El Salvador fisherman washes up in Marshall Islands after year adrift
SYDNEY (Reuters) - A fisherman from El Salvador who washed ashore on the Marshall Islands said he survived more than a year adrift in the Pacific Ocean, drinking turtle blood and catching fish and birds with his bare hands.
Jose Salvador Albarengo, 37, told officials he set sail on a shark fishing trip late in December 2012 from Mexico, 10,000 km (6,200 miles) away, but was blown out to sea.
He was found in a disoriented state on a remote coral atoll where he had been washed up over the weekend in his 7.3-metre (22-foot) fiberglass boat. A police patrol boat took him to Majuro, the capital.

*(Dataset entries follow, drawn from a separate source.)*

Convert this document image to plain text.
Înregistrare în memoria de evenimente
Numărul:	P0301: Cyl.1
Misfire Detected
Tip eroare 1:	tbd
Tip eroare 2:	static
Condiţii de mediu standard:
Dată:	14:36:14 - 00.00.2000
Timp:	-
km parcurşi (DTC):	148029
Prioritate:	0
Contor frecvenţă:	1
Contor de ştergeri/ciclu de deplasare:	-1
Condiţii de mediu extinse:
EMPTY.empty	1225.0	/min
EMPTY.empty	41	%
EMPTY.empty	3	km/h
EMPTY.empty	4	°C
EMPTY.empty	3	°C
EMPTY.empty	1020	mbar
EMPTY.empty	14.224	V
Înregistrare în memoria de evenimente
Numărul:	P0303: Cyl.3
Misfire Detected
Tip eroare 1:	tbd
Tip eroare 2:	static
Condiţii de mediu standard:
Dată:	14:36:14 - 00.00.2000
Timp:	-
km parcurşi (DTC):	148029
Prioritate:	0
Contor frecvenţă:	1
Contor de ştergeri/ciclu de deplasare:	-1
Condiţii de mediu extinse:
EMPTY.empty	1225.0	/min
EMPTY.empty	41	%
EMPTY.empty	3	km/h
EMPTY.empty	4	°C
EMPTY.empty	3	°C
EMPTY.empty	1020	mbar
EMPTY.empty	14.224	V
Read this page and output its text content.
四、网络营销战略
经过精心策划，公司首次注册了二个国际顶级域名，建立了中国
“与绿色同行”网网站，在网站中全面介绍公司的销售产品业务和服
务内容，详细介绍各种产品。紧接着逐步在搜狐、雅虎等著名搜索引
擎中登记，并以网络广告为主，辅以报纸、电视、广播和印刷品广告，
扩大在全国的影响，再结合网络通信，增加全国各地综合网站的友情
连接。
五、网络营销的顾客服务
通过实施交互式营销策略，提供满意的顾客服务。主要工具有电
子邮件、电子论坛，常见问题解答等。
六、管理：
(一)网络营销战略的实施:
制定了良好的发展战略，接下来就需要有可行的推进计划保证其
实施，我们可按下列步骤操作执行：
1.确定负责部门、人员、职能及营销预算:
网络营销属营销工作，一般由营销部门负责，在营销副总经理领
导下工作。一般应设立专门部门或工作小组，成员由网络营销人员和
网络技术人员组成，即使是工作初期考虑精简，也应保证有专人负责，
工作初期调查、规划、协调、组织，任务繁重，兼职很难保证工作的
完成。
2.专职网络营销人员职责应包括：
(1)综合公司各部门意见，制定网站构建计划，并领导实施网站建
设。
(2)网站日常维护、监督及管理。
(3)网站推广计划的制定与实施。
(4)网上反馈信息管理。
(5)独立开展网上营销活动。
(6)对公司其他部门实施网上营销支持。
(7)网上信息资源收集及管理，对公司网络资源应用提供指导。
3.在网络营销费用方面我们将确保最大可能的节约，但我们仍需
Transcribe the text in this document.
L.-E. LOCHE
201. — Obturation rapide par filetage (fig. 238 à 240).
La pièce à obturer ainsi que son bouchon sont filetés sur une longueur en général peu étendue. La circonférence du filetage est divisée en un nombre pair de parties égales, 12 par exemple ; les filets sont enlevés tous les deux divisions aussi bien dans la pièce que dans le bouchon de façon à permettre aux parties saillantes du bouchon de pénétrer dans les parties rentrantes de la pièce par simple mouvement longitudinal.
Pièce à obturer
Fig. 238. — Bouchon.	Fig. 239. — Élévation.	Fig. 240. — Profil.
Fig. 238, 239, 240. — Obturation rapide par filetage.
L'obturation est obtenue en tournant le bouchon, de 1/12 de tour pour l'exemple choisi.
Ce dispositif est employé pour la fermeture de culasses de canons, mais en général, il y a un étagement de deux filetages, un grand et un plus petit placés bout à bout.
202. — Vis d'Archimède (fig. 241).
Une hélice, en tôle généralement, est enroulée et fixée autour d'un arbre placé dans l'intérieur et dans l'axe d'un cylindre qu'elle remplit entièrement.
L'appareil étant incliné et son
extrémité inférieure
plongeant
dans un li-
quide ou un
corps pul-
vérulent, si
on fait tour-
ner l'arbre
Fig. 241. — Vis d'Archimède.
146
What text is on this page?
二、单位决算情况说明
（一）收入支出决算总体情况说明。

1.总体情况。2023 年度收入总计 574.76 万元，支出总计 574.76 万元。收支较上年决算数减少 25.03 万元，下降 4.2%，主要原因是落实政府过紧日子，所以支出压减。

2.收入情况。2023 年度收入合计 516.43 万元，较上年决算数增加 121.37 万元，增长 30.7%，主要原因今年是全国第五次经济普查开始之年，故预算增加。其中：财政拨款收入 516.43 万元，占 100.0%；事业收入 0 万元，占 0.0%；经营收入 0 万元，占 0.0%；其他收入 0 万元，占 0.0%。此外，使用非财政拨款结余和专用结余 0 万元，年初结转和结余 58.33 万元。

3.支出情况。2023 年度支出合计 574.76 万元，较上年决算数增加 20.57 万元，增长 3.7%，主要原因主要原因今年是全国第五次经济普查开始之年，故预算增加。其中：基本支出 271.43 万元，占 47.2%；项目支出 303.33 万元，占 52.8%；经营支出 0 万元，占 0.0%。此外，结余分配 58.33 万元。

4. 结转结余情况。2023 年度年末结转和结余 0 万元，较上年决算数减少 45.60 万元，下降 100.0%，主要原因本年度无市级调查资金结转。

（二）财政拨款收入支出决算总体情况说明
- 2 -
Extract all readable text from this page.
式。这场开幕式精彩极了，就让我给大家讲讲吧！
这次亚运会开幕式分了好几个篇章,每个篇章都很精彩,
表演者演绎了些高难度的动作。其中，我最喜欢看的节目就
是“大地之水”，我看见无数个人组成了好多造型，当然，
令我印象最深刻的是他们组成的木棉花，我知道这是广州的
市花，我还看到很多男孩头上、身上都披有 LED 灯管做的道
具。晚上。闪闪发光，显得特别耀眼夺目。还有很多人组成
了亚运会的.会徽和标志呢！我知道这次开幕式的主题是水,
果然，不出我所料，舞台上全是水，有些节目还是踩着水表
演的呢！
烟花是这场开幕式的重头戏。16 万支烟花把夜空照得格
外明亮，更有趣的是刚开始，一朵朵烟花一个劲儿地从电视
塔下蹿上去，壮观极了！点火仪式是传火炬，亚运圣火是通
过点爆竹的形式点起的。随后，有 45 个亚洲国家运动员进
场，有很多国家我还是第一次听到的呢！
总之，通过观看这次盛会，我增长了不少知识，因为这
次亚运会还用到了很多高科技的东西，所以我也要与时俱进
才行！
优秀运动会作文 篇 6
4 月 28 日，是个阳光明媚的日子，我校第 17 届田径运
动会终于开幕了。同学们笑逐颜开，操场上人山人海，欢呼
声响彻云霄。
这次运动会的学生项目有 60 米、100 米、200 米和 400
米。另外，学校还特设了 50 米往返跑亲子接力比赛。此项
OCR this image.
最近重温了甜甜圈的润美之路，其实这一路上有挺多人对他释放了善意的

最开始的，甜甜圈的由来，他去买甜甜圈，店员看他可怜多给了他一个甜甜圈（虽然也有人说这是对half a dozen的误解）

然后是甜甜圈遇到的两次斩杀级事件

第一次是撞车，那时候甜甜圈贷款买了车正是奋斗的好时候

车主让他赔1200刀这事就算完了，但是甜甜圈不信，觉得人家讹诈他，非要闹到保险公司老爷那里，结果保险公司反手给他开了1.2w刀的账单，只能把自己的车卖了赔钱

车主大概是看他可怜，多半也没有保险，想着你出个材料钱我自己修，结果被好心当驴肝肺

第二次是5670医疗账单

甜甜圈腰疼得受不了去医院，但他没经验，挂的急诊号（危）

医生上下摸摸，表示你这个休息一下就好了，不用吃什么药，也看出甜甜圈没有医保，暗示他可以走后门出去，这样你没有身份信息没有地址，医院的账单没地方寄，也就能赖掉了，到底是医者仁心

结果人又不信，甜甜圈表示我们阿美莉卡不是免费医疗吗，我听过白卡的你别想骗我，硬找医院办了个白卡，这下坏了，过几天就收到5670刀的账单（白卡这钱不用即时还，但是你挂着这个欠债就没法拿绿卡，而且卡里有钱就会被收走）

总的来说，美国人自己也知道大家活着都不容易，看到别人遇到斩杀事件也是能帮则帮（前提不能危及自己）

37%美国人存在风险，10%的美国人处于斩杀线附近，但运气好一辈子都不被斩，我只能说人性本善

"He got off the boat with a very bushy beard," Jack Niedenthal, a film-maker based on Majuro, told Reuters by telephone.
"He's having trouble walking, his legs are very skinny. I'm not ready to call this a hoax, I think this guy has done some serious time at sea," Niedenthal said after speaking briefly to Albarengo through an interpreter.
A male nurse helped him down the gangplank before he was whisked away to hospital for medical checks.
"It was supposed to be a one-day fishing expedition but they were blown off course by the northern winds," the U.S. ambassador to the Marshall Islands, Tom Armbruster, told media.
Albarengo, who has been a fisherman for 15 years, according to the authorities, set sail with another fisherman, aged 15 to 18, but the teenager died a month into their ordeal.
Authorities said they were still gathering information and planned to contact his family in El Salvador and the United States.
The Marshall Islands has a population of 68,000 people spread over 24 coral atolls.
In 2006, three Mexican fishermen picked up by a Taiwanese tuna trawler near the islands said they had spent nearly 9 months at sea after drifting across the Pacific in a flimsy fishing boat.